It's interesting how this all comes about. After all, we all came out of Africa, albeit at different times. Things our culture today have developed as mores have changed drastically over the last few millennia. I've not heard of harems like Solomon had, although Brigham Young had his hands full. Incest. Think of King Mausolus and his bride, who was also his sister.
People today are horrified at hearing about the child brides in Muslim nations, but if you look through records of old Europe, you'll see that the first stages of puberty in a girl, which one author wrote half-jokingly, coincided with her first pubic hair, was a readiness for marriage. Those changes can be as early as 10. The men that married these young girls weren't considered pervs.
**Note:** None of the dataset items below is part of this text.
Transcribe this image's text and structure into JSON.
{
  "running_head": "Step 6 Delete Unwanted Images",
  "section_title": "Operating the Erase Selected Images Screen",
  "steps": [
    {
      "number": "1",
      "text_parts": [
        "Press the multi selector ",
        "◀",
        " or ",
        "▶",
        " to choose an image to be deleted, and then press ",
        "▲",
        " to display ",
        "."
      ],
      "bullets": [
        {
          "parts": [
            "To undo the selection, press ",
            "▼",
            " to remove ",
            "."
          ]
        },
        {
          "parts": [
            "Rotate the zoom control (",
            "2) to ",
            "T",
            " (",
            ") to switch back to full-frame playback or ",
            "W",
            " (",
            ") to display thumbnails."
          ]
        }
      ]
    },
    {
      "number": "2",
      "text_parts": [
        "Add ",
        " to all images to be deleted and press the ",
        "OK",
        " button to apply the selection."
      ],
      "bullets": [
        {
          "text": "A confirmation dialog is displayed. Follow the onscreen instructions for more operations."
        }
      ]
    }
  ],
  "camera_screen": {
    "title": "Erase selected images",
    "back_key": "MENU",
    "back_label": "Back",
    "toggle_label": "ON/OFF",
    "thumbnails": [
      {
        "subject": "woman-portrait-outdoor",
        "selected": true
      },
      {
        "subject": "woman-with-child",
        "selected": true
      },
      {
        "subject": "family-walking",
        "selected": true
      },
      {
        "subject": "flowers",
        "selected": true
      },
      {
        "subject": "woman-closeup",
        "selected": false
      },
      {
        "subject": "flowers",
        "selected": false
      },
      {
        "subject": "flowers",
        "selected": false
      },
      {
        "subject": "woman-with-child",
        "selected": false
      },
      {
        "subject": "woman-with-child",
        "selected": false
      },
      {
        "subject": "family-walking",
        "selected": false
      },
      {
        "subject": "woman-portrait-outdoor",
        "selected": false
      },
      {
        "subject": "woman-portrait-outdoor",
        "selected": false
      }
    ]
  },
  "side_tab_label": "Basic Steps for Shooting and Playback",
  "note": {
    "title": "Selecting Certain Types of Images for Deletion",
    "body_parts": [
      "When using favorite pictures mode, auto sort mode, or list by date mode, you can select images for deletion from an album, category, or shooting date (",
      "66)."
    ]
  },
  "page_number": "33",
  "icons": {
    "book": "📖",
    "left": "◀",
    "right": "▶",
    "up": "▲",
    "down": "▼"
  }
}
They had spent much of their teen years building a life to take a bride, so this 10 year old marrying an old man more than twice her age was more common than you think. A married woman in the 1400s would barely be high school age. That holdover could be seen through Appalachia, especially in the first half of the last century. I recall one girl from Tennessee in my Freshman art class that, while only 14, was dropping out to get married. It was an arranged marriage, no less. They may have had to throw puffed rice at the wedding to make it legal, but she got hitched and I never saw,her again.
Speaking of Appalachia, besides marrying young, the close kin courtships were common also due to the remoteness of the mountain region. Unless a boy went to the city, he ended up marrying a cousin more often than not. It got worse if the parents of one were siblings to the parents of the other. Double first cousins.